Abstract

Hands up who understands the measurement and interpretation of the cardiac QT interval. Just as I thought: pretty much nobody. We all know the value of the upper limit of normal (about 450ms, isn’t it?), but what does one do if a patient has a QT of 451ms? Or 500ms? If a drug prolongs QT by 10ms is that something or nothing to worry about? Vieweg and colleagues, in this issue, review QT prolongation with methadone and associated cases of torsades de pointes and make the point that predicting adverse outcomes by known effect of a drug or by QT changes in an individual is near impossible. This is because those patients developing arrhythmia are statistical outliers whose arrhythmia is a result of numerous contributing factors.
Also difficult to predict is which patients will take medication prescribed to them. In this issue, Higashi and co-workers from the Netherlands examine factors affecting compliance in schizophrenia alongside outcomes related to non-adherence. Perhaps predictably (for once) non-adherence is clearly linked to relapse and suicide. More surprising is the finding that non-adherence is driven by lack of insight, medication beliefs and substance misuse – and not to any great extent by adverse effects of medication. This doesn’t seem logical but nor does much in the field of medication adherence: patients claiming not to want to take medication for the rest of their lives often smoke, drink and use illicit substances, often for the rest of their lives. Of course one way of assuring adherence in schizophrenia is to use depot injections. Enrico Smeraldi and colleagues report on their comparison of depot risperidone with oral quetiapine. The depot showed improved efficacy over quetiapine in terms of remission and secondary efficacy measures.
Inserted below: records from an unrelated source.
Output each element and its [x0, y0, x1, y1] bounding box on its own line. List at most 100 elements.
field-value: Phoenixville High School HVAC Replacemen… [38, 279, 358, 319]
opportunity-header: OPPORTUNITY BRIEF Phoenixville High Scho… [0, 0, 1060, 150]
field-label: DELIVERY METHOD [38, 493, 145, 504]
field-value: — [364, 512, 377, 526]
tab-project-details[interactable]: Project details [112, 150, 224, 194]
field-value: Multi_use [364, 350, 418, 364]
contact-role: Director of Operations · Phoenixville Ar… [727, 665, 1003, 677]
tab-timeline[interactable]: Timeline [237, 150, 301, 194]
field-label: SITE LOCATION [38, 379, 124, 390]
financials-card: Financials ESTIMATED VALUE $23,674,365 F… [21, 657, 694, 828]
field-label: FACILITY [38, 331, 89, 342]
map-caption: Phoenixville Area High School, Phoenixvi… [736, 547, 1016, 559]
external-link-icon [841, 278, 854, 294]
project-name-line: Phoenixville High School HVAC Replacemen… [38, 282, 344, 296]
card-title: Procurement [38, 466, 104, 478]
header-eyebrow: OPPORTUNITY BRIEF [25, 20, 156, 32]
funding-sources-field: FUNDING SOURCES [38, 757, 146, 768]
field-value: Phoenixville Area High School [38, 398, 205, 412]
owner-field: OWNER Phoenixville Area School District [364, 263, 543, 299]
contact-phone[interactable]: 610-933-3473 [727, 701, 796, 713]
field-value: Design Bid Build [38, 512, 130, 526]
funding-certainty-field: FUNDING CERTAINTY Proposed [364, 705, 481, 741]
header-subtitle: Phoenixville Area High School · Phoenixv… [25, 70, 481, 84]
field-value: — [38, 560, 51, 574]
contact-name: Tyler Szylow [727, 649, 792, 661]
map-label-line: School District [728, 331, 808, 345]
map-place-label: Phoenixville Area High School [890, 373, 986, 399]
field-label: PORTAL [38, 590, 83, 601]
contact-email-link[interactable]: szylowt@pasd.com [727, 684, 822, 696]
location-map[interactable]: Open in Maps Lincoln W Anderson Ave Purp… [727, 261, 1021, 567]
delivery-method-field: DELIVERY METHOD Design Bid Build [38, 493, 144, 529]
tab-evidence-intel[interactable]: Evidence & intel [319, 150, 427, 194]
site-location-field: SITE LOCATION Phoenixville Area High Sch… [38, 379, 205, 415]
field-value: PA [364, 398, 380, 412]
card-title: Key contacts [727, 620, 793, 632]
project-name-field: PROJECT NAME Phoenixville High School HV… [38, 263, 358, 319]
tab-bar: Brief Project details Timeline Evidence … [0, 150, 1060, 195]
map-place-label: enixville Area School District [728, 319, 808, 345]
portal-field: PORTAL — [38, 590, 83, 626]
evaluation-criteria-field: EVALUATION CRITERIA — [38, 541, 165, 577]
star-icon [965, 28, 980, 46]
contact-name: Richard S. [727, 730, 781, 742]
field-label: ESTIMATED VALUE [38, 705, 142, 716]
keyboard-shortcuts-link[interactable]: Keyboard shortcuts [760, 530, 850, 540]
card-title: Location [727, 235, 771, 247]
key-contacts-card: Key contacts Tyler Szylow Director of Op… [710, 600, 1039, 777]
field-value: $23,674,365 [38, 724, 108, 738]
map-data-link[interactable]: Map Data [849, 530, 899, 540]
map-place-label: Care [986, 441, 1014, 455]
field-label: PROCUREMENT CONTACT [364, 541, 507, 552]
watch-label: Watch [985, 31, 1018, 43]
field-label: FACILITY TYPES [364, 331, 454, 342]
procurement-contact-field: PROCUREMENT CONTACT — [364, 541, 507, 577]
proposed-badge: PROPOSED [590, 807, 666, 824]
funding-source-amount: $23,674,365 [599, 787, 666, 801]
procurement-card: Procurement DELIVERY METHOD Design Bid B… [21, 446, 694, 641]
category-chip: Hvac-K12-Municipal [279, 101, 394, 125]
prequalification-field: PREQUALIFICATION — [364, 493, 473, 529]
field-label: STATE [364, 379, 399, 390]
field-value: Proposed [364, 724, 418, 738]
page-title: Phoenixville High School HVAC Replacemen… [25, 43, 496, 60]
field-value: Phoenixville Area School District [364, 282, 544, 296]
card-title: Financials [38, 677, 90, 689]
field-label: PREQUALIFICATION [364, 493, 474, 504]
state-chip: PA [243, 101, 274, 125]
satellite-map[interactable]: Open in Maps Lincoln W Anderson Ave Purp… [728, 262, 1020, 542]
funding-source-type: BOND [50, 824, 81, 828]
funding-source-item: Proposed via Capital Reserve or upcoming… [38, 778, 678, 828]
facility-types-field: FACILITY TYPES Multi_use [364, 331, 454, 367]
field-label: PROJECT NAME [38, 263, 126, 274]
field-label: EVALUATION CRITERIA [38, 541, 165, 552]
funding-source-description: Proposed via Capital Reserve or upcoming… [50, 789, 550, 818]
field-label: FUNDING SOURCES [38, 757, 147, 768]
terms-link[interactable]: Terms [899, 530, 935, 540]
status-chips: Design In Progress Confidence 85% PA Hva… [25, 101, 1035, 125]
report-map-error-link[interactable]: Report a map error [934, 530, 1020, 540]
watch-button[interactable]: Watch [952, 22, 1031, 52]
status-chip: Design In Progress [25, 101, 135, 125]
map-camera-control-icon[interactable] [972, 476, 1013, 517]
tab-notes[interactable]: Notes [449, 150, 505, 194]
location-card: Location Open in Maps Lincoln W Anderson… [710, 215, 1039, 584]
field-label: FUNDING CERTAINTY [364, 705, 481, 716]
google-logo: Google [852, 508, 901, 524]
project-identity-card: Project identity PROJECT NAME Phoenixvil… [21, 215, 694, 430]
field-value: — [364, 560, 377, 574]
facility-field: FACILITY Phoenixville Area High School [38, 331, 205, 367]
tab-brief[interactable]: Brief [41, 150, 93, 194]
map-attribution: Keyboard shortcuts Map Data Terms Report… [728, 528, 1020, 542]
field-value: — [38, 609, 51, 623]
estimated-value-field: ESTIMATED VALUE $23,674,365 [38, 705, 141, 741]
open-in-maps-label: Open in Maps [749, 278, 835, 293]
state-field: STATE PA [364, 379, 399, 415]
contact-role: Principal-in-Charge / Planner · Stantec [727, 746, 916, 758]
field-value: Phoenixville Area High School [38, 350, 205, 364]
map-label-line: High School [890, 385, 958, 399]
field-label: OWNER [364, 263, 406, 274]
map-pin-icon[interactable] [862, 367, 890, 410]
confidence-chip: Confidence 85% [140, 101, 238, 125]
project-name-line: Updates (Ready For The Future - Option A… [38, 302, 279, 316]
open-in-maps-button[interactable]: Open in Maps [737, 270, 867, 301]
Mitra Safa and Iranian colleagues also describe their study of adding omega 3 fatty acid to fluvoxamine in major depression. The addition of omega 3 seemed to improve response compared with fluvoxamine alone. In most countries, this specific use of omega 3 would be seen as ‘off-label’. This is a phenomenon thoroughly reviewed by Philip Sugerman and colleagues in this issue. The authors go so far as to recommend a new, more practical method of prescribing governance; one that is better able to encompass new uses of licensed drugs.